# Creating The Dataset (& Saving it to NPY Files)

In [None]:
# General, System & support
from os import listdir
from os.path import isfile, join
from tqdm import tqdm

# Computational
import numpy as np
import cv2 as cv
from matplotlib import pyplot as plt

from skimage import filters
from skimage import data, exposure, img_as_float

In [None]:
# Printing versions to check for compatibility
print(cv.__version__)

In [None]:
# Creating a list of the directories of the images and masks corresponding to the different species
# The masks and fish images are stored in subfolders corresponding to the class (numbered from 1 to 23)

data_path = 'data/'
img_folder_name = 'fish_'
msk_folder_name = 'mask_'

image_folders = []
mask_folders = []

for i in tqdm(range(23)):

    if i < 9:
      img_name = data_path + img_folder_name + '0' + str(i+1)
      msk_name = data_path + msk_folder_name + '0' + str(i+1)

    else:
      img_name = data_path + img_folder_name  + str(i+1)
      msk_name = data_path + msk_folder_name + str(i+1)

    # print(img_name)
    # print(msk_name)
    
    image_folders.append(img_name)
    mask_folders.append(msk_name)

print(image_folders)
print(mask_folders)

In [None]:
# Accessing fish images and masks then saving them to an array called data while storing the class to the array species
# The dataset has 27,370 images
data = np.zeros((27370,100,100,4), dtype = np.float16)
species = np.zeros((27370,1), dtype = int)

num = 0

# Iterating over the different folders (one for each species) that contain the imges and masks
for i in range(len(image_folders)):
    
    image_file_names = [f for f in listdir(image_folders[i]) if isfile(join(image_folders[i], f))]
    mask_file_names = [f for f in listdir(mask_folders[i]) if isfile(join(mask_folders[i], f))]
    
    # Iterating and reading the images in the subfolder (then storing it in the array data)
    for j in tqdm(range(len(image_file_names))):
        
        img_file_name = image_folders[i] + "/" + image_file_names[j]
        mask_file_name = mask_folders[i] + "/" + mask_file_names[j]
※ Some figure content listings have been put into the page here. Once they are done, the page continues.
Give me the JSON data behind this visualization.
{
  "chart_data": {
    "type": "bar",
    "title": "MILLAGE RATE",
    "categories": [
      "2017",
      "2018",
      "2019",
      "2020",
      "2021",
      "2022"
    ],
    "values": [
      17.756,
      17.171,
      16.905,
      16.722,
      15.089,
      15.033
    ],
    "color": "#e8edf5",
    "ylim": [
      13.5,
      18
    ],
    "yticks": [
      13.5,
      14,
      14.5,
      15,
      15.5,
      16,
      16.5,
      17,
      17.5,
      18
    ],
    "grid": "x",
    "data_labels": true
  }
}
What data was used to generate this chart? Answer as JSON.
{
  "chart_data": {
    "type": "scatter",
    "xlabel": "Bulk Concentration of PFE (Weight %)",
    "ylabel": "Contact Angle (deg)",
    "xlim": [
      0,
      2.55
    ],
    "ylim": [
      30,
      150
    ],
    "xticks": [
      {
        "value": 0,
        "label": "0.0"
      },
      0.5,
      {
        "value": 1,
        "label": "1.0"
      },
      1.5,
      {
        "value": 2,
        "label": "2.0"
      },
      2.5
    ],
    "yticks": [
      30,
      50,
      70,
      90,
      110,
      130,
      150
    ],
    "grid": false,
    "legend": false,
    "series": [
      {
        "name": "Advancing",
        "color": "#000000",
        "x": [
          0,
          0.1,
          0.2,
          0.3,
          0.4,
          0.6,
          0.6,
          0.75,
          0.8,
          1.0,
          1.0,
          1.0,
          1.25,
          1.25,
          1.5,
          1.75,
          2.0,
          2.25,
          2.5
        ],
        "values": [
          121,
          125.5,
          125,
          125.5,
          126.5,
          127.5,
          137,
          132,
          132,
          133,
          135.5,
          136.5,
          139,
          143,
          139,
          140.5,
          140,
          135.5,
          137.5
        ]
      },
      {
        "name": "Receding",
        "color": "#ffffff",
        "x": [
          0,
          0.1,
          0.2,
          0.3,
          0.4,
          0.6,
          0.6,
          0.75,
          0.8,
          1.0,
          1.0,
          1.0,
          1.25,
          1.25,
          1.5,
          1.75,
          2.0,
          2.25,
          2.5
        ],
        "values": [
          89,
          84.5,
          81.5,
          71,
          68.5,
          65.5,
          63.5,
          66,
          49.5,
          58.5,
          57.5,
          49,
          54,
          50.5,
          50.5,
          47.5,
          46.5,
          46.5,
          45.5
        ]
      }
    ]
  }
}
        img = cv.imread(img_file_name)
        mask_org = cv.imread(mask_file_name)
        
        mask_org_gray = cv.cvtColor(mask_org, cv.COLOR_BGR2GRAY)
        mask_org_gray_resized = cv.resize(mask_org_gray, (100,100)) / 255.0
        
        # Resizing the images to the size required by the network (100 x 100)
        img_resized = cv.resize(img, (100,100)) / 255.0
        
        # The network accepts 100 x 100 x 4 arrays
        # (the 1st three channels are the image RGB channels and the last channel is the mask)
        data[num, :, :, 0:3] = img_resized
        data[num, :, :, 3] = mask_org_gray_resized
        
        species[num,0] = i+1
        num +=1
                
        # Checking if th eimage read is empty as opence does not raise an error
        if img.any() == None:
            print("error")
        
        if mask_org.any() == None:
            print("error")
            
print(num)

In [None]:
# Saving the images to the npy file (we used npy files to make loading/saving the data fast, compact, and effecient)
np.save('data.npy', data)
np.save('species.npy', species)